Are you ready to sit without electricity for Pashinyan?
February 03 2026, 19:40
The energy policy of Nikol Pashinyan’s government increasingly resembles a deliberate dismantling of the foundations of Armenian statehood in exchange for dubious geopolitical dividends. The debate over the possible unification of Armenia’s energy system with those of Azerbaijan and Turkey reveals a deep conflict between pragmatic calculation and the ideologized survival strategy of the current authorities.
Armenia’s second president, Robert Kocharyan, during his recent press conference, aptly described the plans for mutual electricity trade with Baku as “fairy tales,” pointing out that both Armenia and Azerbaijan currently have significant surpluses of electricity. According to Kocharyan, with such a surplus, the idea of cross-border flows makes no economic sense: “We don’t need this electricity… Azerbaijan also has a surplus, though not as large.” His remark strikes at the core of the issue: if there is no need to trade excess power, then the push to unite networks under the pretext of “peace” is not a business project but preparation for energy capitulation.
Against this skepticism, the planned February 2026 visit of US Vice President JD Vance to Armenia and Azerbaijan looks like a stage in the practical implementation of this plan. His agenda includes agreements on “peaceful atom” cooperation and deals for American semiconductor companies—moves that could strip Yerevan of its agency. The promoted project of building American small modular reactors (SMRs) is highly risky, given Washington’s lack of successfully implemented commercial projects of this type. Moreover, there are justified concerns that these SMRs will primarily power an American data center, creating an artificial load on the grid.
In such a scenario, the current surplus mentioned by Kocharyan would instantly turn into a deficit, with Azerbaijani and Turkish networks cast in the role of “lifeline.” This is the moment when economic logic gives way to geopolitical maneuvering, transforming Armenia into a vulnerable appendage of a regional system whose fate will be decided in the dispatch centers of Ankara and Baku.
To understand the consequences of abandoning self-reliance, one need only look at the “Moldovan case,” where ideology effectively destroyed the economy.
Armenia today is following the same path: in order to push out “Rosatom,” Pashinyan is ready to sacrifice the Metsamor Nuclear Power Plant, which, according to official data for 2024–2025, provides a stable 30–31% (and up to 40% depending on the season) of the country’s generation.
If Kocharyan’s assertion about the futility of mutual supplies is correct, then the sole purpose of unifying energy systems is to hand the “switch” over to an aggressor state.

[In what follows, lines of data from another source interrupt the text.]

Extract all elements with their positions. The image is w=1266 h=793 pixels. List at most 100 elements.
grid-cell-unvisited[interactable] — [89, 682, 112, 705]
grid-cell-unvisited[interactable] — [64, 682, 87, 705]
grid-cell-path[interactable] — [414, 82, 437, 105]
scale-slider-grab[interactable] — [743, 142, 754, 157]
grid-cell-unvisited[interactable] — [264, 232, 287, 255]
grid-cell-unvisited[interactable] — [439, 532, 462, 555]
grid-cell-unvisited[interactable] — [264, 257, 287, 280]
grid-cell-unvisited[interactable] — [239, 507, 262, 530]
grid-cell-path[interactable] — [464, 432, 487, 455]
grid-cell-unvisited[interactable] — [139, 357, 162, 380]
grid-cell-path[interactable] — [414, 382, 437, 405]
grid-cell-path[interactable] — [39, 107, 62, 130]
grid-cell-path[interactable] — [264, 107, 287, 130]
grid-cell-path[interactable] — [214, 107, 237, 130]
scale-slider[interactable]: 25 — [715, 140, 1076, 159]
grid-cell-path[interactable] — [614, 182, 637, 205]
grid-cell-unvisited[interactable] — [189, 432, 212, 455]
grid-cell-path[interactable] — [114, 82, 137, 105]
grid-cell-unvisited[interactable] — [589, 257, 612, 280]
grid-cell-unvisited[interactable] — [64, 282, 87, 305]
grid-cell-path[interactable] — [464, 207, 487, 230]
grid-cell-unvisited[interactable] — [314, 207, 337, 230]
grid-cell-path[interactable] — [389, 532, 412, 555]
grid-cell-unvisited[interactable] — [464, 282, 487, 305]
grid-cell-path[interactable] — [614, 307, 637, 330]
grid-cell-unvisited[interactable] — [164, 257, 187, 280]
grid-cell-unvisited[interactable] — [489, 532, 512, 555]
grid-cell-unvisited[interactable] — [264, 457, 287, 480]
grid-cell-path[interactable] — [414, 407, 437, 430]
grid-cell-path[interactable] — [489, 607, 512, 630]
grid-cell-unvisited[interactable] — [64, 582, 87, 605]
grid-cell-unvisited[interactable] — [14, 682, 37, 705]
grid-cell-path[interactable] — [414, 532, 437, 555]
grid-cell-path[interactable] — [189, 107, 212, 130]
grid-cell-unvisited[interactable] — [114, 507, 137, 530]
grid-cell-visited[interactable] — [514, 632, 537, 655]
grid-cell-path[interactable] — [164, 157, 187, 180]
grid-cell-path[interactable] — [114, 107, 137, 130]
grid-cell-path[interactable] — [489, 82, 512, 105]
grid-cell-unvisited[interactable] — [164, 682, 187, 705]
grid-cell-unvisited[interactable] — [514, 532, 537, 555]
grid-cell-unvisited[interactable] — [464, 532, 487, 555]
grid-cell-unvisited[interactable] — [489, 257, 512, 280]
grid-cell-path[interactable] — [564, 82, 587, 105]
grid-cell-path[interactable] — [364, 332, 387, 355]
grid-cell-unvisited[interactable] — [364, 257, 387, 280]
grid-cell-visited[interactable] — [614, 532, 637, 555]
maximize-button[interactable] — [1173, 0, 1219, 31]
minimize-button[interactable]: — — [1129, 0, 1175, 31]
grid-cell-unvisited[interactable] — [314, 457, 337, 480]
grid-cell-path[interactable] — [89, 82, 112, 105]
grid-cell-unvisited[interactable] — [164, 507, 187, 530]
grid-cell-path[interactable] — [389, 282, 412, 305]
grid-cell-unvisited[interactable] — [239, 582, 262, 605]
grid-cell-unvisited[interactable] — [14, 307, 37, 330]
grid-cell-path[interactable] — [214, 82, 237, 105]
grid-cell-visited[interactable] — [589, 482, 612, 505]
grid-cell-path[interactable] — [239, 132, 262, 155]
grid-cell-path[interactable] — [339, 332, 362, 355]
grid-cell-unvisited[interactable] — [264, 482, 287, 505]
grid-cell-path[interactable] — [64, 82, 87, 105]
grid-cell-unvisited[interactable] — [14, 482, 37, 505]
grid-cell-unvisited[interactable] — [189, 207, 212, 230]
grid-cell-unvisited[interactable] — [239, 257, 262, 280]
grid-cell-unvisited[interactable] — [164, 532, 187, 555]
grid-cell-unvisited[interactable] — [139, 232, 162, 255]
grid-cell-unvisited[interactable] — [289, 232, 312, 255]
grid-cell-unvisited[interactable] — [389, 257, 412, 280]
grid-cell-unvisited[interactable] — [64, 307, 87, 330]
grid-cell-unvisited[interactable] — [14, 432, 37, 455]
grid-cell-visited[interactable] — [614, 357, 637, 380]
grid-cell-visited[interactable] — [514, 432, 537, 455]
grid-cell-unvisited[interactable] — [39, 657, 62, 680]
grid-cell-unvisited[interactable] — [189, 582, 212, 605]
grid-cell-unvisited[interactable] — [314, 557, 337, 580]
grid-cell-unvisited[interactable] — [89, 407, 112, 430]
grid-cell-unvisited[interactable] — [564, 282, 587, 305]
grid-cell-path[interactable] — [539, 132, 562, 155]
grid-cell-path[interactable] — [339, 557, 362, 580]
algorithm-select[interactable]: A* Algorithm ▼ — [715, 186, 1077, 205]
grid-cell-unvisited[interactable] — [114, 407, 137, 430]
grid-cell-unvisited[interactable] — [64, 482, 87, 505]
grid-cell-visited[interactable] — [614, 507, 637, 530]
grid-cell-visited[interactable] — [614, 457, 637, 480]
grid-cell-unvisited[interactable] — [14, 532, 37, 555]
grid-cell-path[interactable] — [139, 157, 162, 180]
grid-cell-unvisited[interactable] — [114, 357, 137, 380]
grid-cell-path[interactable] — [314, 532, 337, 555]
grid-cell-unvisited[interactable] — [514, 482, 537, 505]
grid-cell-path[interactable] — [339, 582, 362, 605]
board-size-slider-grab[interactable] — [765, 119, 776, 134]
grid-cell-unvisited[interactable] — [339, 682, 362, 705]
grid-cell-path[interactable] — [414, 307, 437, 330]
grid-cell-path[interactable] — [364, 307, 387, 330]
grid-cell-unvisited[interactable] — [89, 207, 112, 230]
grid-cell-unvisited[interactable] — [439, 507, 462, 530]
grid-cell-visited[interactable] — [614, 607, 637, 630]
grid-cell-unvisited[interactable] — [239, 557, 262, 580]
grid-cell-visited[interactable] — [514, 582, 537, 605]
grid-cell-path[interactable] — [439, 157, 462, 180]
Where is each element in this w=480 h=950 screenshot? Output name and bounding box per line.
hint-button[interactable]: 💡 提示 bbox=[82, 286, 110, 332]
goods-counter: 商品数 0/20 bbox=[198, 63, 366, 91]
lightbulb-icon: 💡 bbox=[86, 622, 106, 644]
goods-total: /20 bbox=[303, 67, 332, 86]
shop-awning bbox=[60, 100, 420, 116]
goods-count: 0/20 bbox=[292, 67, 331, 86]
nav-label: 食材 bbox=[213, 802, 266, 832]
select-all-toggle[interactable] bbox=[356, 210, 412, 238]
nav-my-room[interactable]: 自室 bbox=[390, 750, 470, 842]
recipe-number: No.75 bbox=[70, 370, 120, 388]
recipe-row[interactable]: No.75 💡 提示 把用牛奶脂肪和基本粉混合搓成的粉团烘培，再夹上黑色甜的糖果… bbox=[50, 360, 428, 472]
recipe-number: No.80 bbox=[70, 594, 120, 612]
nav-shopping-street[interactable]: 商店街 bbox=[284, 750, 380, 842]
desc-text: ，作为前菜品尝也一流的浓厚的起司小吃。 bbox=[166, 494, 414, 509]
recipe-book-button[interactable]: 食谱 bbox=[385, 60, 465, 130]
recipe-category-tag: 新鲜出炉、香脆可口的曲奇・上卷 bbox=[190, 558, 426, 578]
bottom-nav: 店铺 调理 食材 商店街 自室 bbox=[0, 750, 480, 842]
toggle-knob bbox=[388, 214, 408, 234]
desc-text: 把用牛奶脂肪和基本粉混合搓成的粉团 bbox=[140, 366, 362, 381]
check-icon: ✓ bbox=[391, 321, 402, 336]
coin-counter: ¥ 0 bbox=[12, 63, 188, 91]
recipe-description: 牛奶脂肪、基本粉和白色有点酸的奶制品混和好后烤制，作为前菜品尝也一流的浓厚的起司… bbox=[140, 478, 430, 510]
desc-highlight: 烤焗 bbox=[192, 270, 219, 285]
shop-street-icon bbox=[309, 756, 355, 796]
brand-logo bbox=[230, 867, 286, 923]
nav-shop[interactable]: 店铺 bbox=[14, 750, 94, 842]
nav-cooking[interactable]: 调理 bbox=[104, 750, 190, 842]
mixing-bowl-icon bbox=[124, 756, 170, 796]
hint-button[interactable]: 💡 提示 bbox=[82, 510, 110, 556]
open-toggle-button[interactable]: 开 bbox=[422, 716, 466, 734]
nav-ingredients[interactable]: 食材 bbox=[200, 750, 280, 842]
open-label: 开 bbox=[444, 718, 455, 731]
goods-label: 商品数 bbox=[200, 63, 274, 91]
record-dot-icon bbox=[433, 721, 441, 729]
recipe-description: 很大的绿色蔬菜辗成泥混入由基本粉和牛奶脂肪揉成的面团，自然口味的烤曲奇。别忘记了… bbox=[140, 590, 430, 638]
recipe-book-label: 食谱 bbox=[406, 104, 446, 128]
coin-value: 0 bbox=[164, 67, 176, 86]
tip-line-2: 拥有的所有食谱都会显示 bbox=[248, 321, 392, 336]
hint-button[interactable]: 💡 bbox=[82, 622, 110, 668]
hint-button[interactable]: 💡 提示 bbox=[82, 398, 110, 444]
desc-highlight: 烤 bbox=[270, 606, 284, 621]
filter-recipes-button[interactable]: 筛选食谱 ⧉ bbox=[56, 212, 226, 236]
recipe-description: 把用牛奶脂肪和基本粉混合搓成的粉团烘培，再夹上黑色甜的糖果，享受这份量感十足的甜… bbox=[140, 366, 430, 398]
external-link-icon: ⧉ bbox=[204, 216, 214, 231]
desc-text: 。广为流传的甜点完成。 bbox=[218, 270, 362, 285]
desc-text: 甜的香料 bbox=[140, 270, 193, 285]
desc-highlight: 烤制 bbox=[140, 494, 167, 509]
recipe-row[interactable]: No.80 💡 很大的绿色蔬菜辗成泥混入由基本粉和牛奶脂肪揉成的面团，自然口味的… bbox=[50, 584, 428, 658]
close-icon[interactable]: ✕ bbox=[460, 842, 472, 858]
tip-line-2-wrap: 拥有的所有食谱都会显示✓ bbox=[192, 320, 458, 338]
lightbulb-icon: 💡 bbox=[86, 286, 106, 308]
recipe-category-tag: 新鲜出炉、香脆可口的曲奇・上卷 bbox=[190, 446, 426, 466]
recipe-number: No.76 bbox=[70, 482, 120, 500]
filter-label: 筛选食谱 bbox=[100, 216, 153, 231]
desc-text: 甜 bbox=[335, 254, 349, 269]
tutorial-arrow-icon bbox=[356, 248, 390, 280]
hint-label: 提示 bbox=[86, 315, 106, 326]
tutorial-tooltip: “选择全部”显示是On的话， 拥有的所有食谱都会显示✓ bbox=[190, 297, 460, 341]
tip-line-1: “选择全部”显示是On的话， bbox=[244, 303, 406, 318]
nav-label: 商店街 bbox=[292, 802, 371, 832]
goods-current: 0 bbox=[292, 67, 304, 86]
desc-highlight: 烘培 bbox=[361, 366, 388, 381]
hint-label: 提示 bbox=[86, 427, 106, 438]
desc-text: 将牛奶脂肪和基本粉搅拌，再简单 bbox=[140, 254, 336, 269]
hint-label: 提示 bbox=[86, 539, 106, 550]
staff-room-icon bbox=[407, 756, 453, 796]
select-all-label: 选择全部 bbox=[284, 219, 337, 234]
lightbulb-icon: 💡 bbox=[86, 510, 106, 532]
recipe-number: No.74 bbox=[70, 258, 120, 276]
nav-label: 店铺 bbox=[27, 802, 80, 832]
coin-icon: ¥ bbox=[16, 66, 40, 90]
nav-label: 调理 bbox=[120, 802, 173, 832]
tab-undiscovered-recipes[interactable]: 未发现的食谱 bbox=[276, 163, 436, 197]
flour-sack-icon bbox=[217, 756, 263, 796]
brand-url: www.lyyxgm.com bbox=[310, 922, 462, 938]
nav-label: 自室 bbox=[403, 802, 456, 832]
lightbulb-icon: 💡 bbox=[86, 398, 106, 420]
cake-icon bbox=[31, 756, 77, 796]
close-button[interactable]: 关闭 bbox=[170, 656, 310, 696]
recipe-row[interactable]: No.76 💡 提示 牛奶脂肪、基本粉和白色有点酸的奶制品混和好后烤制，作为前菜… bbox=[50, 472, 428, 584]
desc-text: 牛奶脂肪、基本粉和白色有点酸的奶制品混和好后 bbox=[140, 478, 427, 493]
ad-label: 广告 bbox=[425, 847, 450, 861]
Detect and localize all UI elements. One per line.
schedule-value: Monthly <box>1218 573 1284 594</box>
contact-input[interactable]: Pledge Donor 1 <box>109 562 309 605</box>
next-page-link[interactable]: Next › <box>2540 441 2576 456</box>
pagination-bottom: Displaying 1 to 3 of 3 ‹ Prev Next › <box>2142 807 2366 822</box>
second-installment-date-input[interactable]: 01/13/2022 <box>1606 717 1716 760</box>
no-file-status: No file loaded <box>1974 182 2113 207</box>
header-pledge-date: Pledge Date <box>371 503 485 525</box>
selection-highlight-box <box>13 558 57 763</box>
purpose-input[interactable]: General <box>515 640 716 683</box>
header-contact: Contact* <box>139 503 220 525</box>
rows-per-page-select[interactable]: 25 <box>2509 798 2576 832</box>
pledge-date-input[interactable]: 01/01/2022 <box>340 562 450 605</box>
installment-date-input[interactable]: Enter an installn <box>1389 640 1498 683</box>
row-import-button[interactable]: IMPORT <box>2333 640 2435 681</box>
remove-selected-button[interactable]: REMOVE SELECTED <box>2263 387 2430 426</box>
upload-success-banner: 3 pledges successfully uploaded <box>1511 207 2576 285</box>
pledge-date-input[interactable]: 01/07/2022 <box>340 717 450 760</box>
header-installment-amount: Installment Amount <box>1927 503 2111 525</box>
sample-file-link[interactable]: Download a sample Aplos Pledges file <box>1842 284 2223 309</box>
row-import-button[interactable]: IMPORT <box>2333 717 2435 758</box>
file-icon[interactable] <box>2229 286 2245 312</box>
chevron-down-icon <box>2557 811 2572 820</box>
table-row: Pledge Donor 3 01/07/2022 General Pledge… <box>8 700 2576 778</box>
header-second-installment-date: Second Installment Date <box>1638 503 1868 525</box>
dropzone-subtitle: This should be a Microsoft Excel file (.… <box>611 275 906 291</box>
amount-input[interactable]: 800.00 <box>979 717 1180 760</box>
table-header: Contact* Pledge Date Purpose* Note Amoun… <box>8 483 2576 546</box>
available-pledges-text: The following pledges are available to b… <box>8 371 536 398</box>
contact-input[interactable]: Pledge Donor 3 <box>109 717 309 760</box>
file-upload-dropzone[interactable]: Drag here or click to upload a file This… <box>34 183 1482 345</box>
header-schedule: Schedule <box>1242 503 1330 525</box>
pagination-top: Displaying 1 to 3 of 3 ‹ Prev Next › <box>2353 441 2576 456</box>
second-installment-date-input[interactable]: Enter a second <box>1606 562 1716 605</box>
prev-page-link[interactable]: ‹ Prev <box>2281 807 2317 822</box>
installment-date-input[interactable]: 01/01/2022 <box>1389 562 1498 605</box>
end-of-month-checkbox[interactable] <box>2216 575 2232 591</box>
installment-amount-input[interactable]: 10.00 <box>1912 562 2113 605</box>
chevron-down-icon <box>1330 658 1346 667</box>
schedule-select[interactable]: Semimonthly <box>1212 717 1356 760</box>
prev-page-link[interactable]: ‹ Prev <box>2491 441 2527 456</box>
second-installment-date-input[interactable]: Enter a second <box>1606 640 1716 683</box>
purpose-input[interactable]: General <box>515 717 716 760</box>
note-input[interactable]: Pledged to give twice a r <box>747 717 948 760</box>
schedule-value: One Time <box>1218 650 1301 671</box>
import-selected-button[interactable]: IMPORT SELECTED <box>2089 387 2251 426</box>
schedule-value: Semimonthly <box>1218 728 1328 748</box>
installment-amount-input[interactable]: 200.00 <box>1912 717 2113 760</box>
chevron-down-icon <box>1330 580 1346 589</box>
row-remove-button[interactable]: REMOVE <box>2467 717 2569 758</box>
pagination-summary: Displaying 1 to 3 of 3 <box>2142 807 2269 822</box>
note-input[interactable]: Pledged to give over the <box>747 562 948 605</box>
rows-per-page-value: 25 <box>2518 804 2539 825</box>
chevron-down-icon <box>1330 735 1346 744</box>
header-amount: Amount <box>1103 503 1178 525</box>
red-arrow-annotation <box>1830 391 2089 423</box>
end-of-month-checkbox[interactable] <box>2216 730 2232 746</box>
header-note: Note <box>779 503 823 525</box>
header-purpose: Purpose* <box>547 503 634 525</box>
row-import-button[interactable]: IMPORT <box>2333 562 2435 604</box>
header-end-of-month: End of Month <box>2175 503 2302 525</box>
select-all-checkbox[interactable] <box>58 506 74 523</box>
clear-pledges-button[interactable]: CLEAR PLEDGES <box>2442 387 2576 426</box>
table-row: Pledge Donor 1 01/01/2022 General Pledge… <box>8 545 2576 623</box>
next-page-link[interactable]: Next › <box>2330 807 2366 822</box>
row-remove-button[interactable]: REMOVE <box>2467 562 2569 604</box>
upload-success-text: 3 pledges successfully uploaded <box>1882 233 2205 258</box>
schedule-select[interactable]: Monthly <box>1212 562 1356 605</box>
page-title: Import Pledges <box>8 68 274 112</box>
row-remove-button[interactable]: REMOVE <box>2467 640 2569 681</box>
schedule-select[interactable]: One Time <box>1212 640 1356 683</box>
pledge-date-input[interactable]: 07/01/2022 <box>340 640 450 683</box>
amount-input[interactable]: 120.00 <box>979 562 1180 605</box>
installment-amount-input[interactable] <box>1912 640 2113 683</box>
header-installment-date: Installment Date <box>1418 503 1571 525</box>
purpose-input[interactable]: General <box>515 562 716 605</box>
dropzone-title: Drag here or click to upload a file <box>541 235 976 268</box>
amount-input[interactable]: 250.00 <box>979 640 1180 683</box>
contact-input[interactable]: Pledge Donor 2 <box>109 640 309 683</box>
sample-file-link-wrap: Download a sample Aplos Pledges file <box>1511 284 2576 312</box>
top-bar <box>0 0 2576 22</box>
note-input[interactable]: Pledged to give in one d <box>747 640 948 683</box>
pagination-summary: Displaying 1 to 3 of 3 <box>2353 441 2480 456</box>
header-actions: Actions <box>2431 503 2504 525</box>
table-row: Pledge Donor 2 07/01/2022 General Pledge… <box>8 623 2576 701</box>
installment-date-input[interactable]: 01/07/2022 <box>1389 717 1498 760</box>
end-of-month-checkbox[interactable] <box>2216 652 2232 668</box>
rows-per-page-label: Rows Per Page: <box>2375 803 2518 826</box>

Armenia’s energy sovereignty, which saved the country in the 1990s, is now being auctioned off in exchange for promises of a “peaceful future.” Yet, as Moldova’s example shows, the political shortsightedness of leaders inevitably leads to citizens becoming hostages of others’ conflicts and technical failures in neighboring networks. Surrendering one’s own nuclear power in favor of dependence on the Azerbaijani grid is not modernization, but a voluntary renunciation of light in favor of the eternal shadow of foreign interests, where the cost of error will be measured not only in tariff figures but in the ultimate loss of independence.